Still, the deal the Knicks agreed to Wednesday was notable for two reasons. More important: They are better Thursday morning than they were Wednesday afternoon. They shed two albatrosses in Ray Felton and Tyson Chandler. They immediately upgraded the point guard position with Jose Calderon, and the intriguing kid, Shane Larkin (and if he can bring his old man to town to play shortstop for the Mets, more the better). They get two second-round picks.

Sam Dalembert? Maybe at best he’s 60 percent of what Tyson Chandler can be, but then the Knicks rarely got more than 60 percent of the real Chandler while he was here. And Dalembert might well never play a minute for the Knicks, and that still would make this deal a winner. So there’s that.

But there’s also this:

This might well be the first substantial deal the Knicks have struck since Jan. 6, 1994, that won’t be met with at least sizable scorn from a fair faction of the team’s tortured fan base. Then, they swapped Tony Campbell and a first-rounder for Derek Harper. Forget that Harper led those Knicks to within a game of a title. Doc Rivers had blown out his knee, the Knicks needed a point guard, and the price was right.

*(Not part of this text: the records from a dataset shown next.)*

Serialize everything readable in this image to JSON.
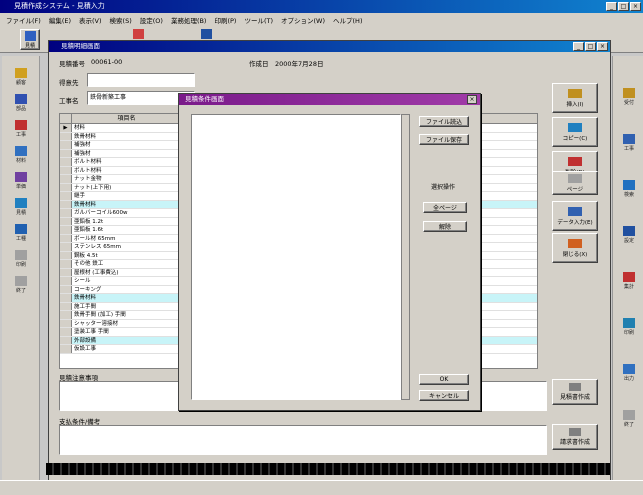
{
  "app": {
    "title": "見積作成システム - 見積入力"
  },
  "menu": [
    "ファイル(F)",
    "編集(E)",
    "表示(V)",
    "検索(S)",
    "設定(O)",
    "業務処理(B)",
    "印刷(P)",
    "ツール(T)",
    "オプション(W)",
    "ヘルプ(H)"
  ],
  "toolbar": {
    "first_label": "見積"
  },
  "left_side": [
    {
      "label": "顧客"
    },
    {
      "label": "部品"
    },
    {
      "label": "工事"
    },
    {
      "label": "材料"
    },
    {
      "label": "単価"
    },
    {
      "label": "見積"
    },
    {
      "label": "工種"
    },
    {
      "label": "印刷"
    },
    {
      "label": "終了"
    }
  ],
  "right_side": [
    {
      "label": "受付"
    },
    {
      "label": "工事"
    },
    {
      "label": "検索"
    },
    {
      "label": "設定"
    },
    {
      "label": "集計"
    },
    {
      "label": "印刷"
    },
    {
      "label": "出力"
    },
    {
      "label": "終了"
    }
  ],
  "child": {
    "title": "見積明細画面",
    "estimate_no_label": "見積番号",
    "estimate_no": "00061-00",
    "date_label": "作成日",
    "date_value": "2000年7月28日",
    "customer_label": "得意先",
    "customer_value": "",
    "project_label": "工事名",
    "project_value": "鉄骨新築工事",
    "grid_header": [
      "",
      "項目名",
      ""
    ],
    "rows": [
      {
        "mark": "▶",
        "name": "材料",
        "hl": false
      },
      {
        "mark": "",
        "name": "鉄骨材料",
        "hl": false
      },
      {
        "mark": "",
        "name": "補強材",
        "hl": false
      },
      {
        "mark": "",
        "name": "補強材",
        "hl": false
      },
      {
        "mark": "",
        "name": "ボルト材料",
        "hl": false
      },
      {
        "mark": "",
        "name": "ボルト材料",
        "hl": false
      },
      {
        "mark": "",
        "name": "ナット金物",
        "hl": false
      },
      {
        "mark": "",
        "name": "ナット(上下用)",
        "hl": false
      },
      {
        "mark": "",
        "name": "継手",
        "hl": false
      },
      {
        "mark": "",
        "name": "鉄骨材料",
        "hl": true
      },
      {
        "mark": "",
        "name": "ガルバーコイル600w",
        "hl": false
      },
      {
        "mark": "",
        "name": "亜鉛板 1.2t",
        "hl": false
      },
      {
        "mark": "",
        "name": "亜鉛板 1.6t",
        "hl": false
      },
      {
        "mark": "",
        "name": "ボール材 65mm",
        "hl": false
      },
      {
        "mark": "",
        "name": "ステンレス 65mm",
        "hl": false
      },
      {
        "mark": "",
        "name": "鋼板 4.5t",
        "hl": false
      },
      {
        "mark": "",
        "name": "その他 鉄工",
        "hl": false
      },
      {
        "mark": "",
        "name": "屋根材 (工事費込)",
        "hl": false
      },
      {
        "mark": "",
        "name": "シール",
        "hl": false
      },
      {
        "mark": "",
        "name": "コーキング",
        "hl": false
      },
      {
        "mark": "",
        "name": "鉄骨材料",
        "hl": true
      },
      {
        "mark": "",
        "name": "施工手間",
        "hl": false
      },
      {
        "mark": "",
        "name": "鉄骨手間 (加工) 手間",
        "hl": false
      },
      {
        "mark": "",
        "name": "シャッター溶接材",
        "hl": false
      },
      {
        "mark": "",
        "name": "塗装工事 手間",
        "hl": false
      },
      {
        "mark": "",
        "name": "外部設備",
        "hl": true
      },
      {
        "mark": "",
        "name": "仮設工事",
        "hl": false
      }
    ],
    "right_buttons": [
      {
        "label": "挿入(I)"
      },
      {
        "label": "コピー(C)"
      },
      {
        "label": "削除(D)"
      },
      {
        "label": "ページ"
      },
      {
        "label": "データ入力(E)"
      },
      {
        "label": "閉じる(X)"
      }
    ],
    "remark1_label": "見積注意事項",
    "remark2_label": "支払条件/備考",
    "remark_btn1": "見積書作成",
    "remark_btn2": "請求書作成"
  },
  "dialog": {
    "title": "見積条件画面",
    "btn_file_read": "ファイル読込",
    "btn_file_save": "ファイル保存",
    "group_label": "選択操作",
    "btn_all": "全ページ",
    "btn_clear": "解除",
    "btn_ok": "OK",
    "btn_cancel": "キャンセル"
  }
}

These things are subjective, sure. And they don’t account for the fact that trades unpopular in the moment (Starks-for-Sprewell, Oakley-for-Camby, Mason-for-LJ) sometimes really do work out. But go back to the Harper deal. Move forward. Even the deal that brought Carmelo Anthony here was met with ample resistance both for the talent sent away and the belief that the owner was fleeced.

Maybe in the big picture, that’s an unimportant piece of trivia. But to a fan base that has been besieged over two decades by one hideous transaction after another, it sends a couple of messages. For starters, it means the Knicks haven’t decided to lie in state while awaiting Anthony’s decision on whether he’ll stay or go. They are open for business. That is as positive a narrative as Jackson could create right now (short of using a Jedi mind trick to convince LeBron James to come to New York and play for a veteran’s exception).

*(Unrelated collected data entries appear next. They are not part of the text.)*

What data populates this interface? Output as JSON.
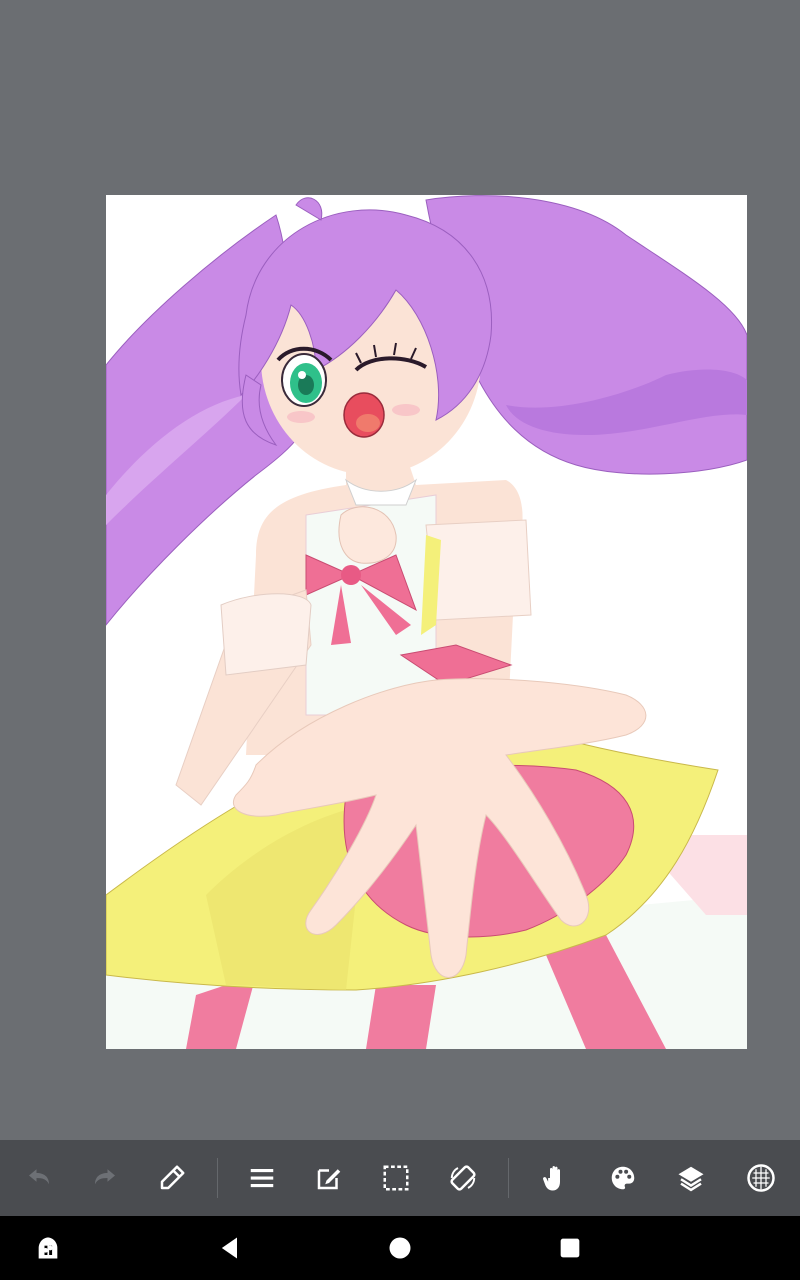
{
  "app": {
    "background_color": "#6b6e72",
    "toolbar_color": "#4a4c50"
  },
  "canvas": {
    "artwork": "anime-girl-illustration",
    "palette": {
      "hair": "#c98ae6",
      "skin": "#fbe3d6",
      "eye": "#2fc08a",
      "bow": "#ef6f95",
      "skirt_yellow": "#f4f07a",
      "skirt_pink": "#f07c9f"
    }
  },
  "toolbar": {
    "buttons": [
      {
        "id": "undo",
        "icon": "undo-icon",
        "enabled": false
      },
      {
        "id": "redo",
        "icon": "redo-icon",
        "enabled": false
      },
      {
        "id": "eyedropper",
        "icon": "eyedropper-icon",
        "enabled": true
      },
      {
        "id": "menu",
        "icon": "hamburger-menu-icon",
        "enabled": true
      },
      {
        "id": "edit",
        "icon": "edit-icon",
        "enabled": true
      },
      {
        "id": "selection",
        "icon": "selection-icon",
        "enabled": true
      },
      {
        "id": "rotate",
        "icon": "rotate-screen-icon",
        "enabled": true
      },
      {
        "id": "hand",
        "icon": "hand-tool-icon",
        "enabled": true
      },
      {
        "id": "palette",
        "icon": "palette-icon",
        "enabled": true
      },
      {
        "id": "layers",
        "icon": "layers-icon",
        "enabled": true
      },
      {
        "id": "materials",
        "icon": "materials-icon",
        "enabled": true
      }
    ]
  },
  "navbar": {
    "buttons": [
      "pen-settings-icon",
      "back-icon",
      "home-icon",
      "recents-icon"
    ]
  }
}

It is a clear sign, too, that Jackson (and, by association, Derek Fisher) truly is committed to building a triangle-friendly roster, because Calderon is a perfect fit for the offense. And even more simply, there is this: It proves Jackson really has been paying attention in his NBA exile. Dumping two problems would be enough. Acquiring helpful pieces is even better.

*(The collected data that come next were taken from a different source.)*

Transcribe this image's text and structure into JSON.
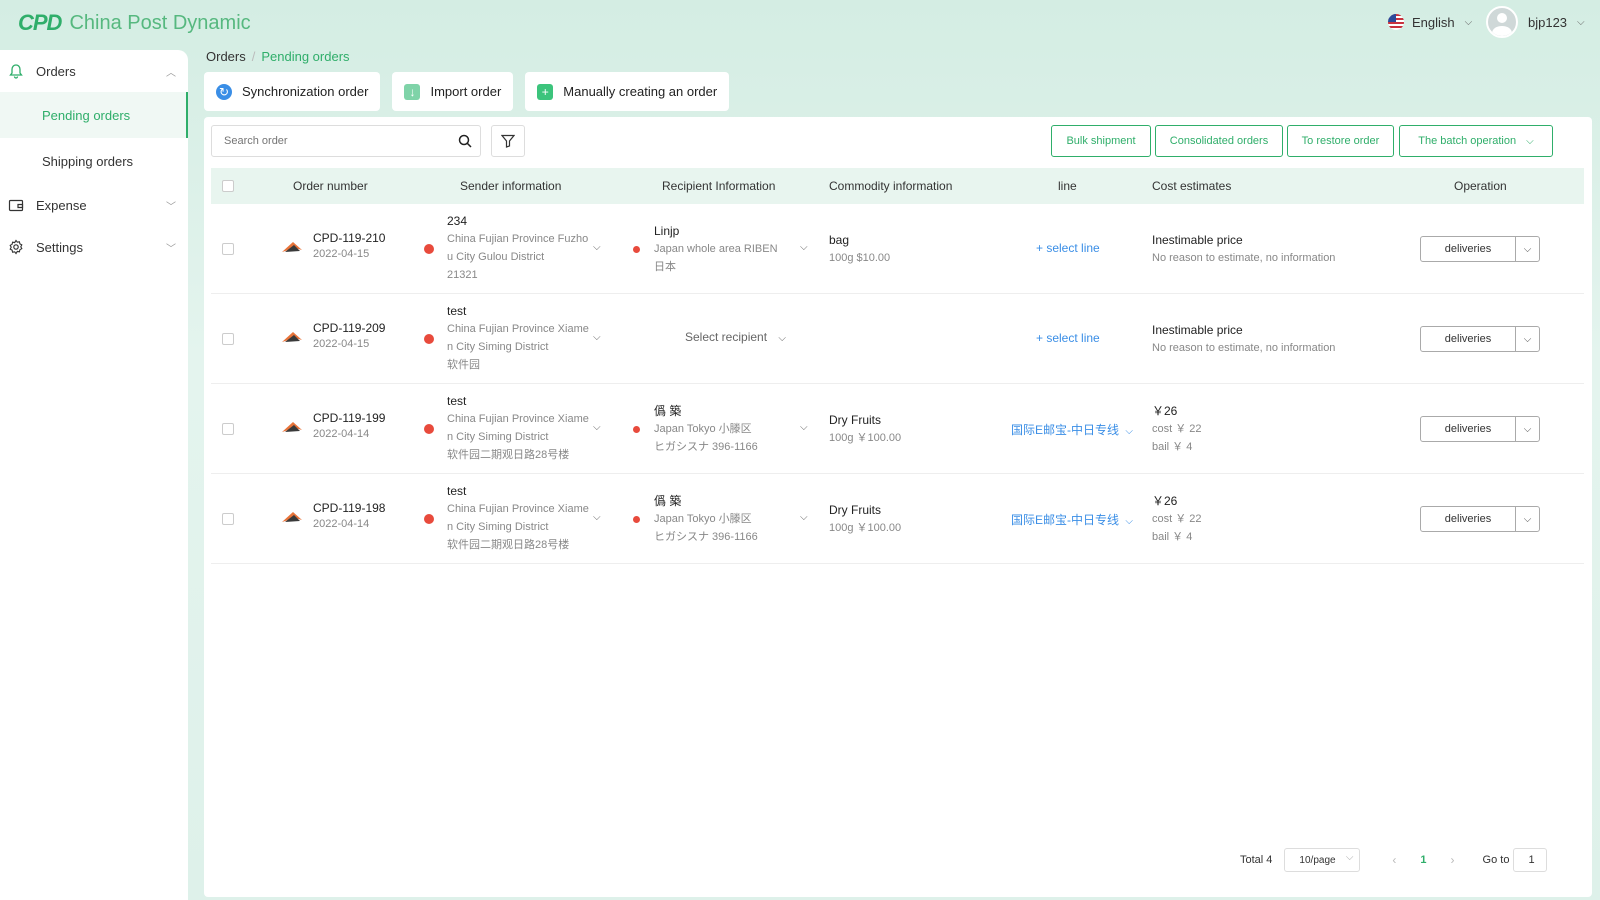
{
  "app": {
    "logo_mark": "CPD",
    "name": "China Post Dynamic"
  },
  "header": {
    "language": "English",
    "username": "bjp123"
  },
  "sidebar": {
    "groups": [
      {
        "label": "Orders",
        "icon": "bell-icon",
        "expanded": true,
        "items": [
          {
            "label": "Pending orders",
            "active": true
          },
          {
            "label": "Shipping orders",
            "active": false
          }
        ]
      },
      {
        "label": "Expense",
        "icon": "wallet-icon",
        "expanded": false
      },
      {
        "label": "Settings",
        "icon": "gear-icon",
        "expanded": false
      }
    ]
  },
  "breadcrumb": {
    "root": "Orders",
    "current": "Pending orders"
  },
  "actions": {
    "sync": "Synchronization order",
    "import": "Import order",
    "manual": "Manually creating an order"
  },
  "toolbar": {
    "search_placeholder": "Search order",
    "bulk_shipment": "Bulk shipment",
    "consolidated": "Consolidated orders",
    "restore": "To restore order",
    "batch": "The batch operation"
  },
  "table": {
    "headers": {
      "order": "Order number",
      "sender": "Sender information",
      "recipient": "Recipient Information",
      "commodity": "Commodity information",
      "line": "line",
      "cost": "Cost estimates",
      "operation": "Operation"
    },
    "rows": [
      {
        "order_no": "CPD-119-210",
        "date": "2022-04-15",
        "sender": {
          "name": "234",
          "l1": "China Fujian Province Fuzho",
          "l2": "u City Gulou District",
          "l3": "21321"
        },
        "recipient": {
          "name": "Linjp",
          "l1": "Japan whole area RIBEN",
          "l2": "日本"
        },
        "commodity": {
          "name": "bag",
          "detail": "100g   $10.00"
        },
        "line": "+ select line",
        "cost": {
          "title": "Inestimable price",
          "l1": "No reason to estimate, no information",
          "l2": ""
        },
        "op": "deliveries"
      },
      {
        "order_no": "CPD-119-209",
        "date": "2022-04-15",
        "sender": {
          "name": "test",
          "l1": "China Fujian Province Xiame",
          "l2": "n City Siming District",
          "l3": "软件园"
        },
        "recipient_placeholder": "Select recipient",
        "line": "+ select line",
        "cost": {
          "title": "Inestimable price",
          "l1": "No reason to estimate, no information",
          "l2": ""
        },
        "op": "deliveries"
      },
      {
        "order_no": "CPD-119-199",
        "date": "2022-04-14",
        "sender": {
          "name": "test",
          "l1": "China Fujian Province Xiame",
          "l2": "n City Siming District",
          "l3": "软件园二期观日路28号楼"
        },
        "recipient": {
          "name": "僞 築",
          "l1": "Japan Tokyo 小滕区",
          "l2": "ヒガシスナ 396-1166"
        },
        "commodity": {
          "name": "Dry Fruits",
          "detail": "100g   ￥100.00"
        },
        "line": "国际E邮宝-中日专线",
        "cost": {
          "title": "￥26",
          "l1": "cost ￥ 22",
          "l2": "bail ￥ 4"
        },
        "op": "deliveries"
      },
      {
        "order_no": "CPD-119-198",
        "date": "2022-04-14",
        "sender": {
          "name": "test",
          "l1": "China Fujian Province Xiame",
          "l2": "n City Siming District",
          "l3": "软件园二期观日路28号楼"
        },
        "recipient": {
          "name": "僞 築",
          "l1": "Japan Tokyo 小滕区",
          "l2": "ヒガシスナ 396-1166"
        },
        "commodity": {
          "name": "Dry Fruits",
          "detail": "100g   ￥100.00"
        },
        "line": "国际E邮宝-中日专线",
        "cost": {
          "title": "￥26",
          "l1": "cost ￥ 22",
          "l2": "bail ￥ 4"
        },
        "op": "deliveries"
      }
    ]
  },
  "pagination": {
    "total": "Total 4",
    "page_size": "10/page",
    "current_page": "1",
    "goto_label": "Go to",
    "goto_value": "1"
  },
  "colors": {
    "accent": "#2fae6a",
    "link": "#3a8ee6",
    "dot": "#e84a3c"
  }
}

Yes, Calderon is due $7 million for the next three years, and by making the trade, it does prevent Jackson from simply letting Chandler’s salary fall off the books next year. But it’s also mitigated by the $3.8 million and $3.95 million Felton would have commanded the next two years. And while this is a plus trade, it is mostly a foundation trade. If Jackson truly does what he intends to do with the Knicks, this will be viewed as a small step forward.

But an important one.

And if that means that for the first time in over 20 years, Knicks fans can universally agree on something, then maybe it’s not as insignificant as you think. Twenty years of banging your head against the wall pondering the Eddy Curry Trade and the Andrea Bargnani Trade, the lack of trust that has developed through all the futility …

No. This isn’t Eddie Donovan fleecing the Pistons on Dec. 19, 1968. It isn’t Dave Checketts delivering Harper a little over 25 years later. But it sure beats so much of what has passed for progress in the 20 years since. A small step forward. An important one.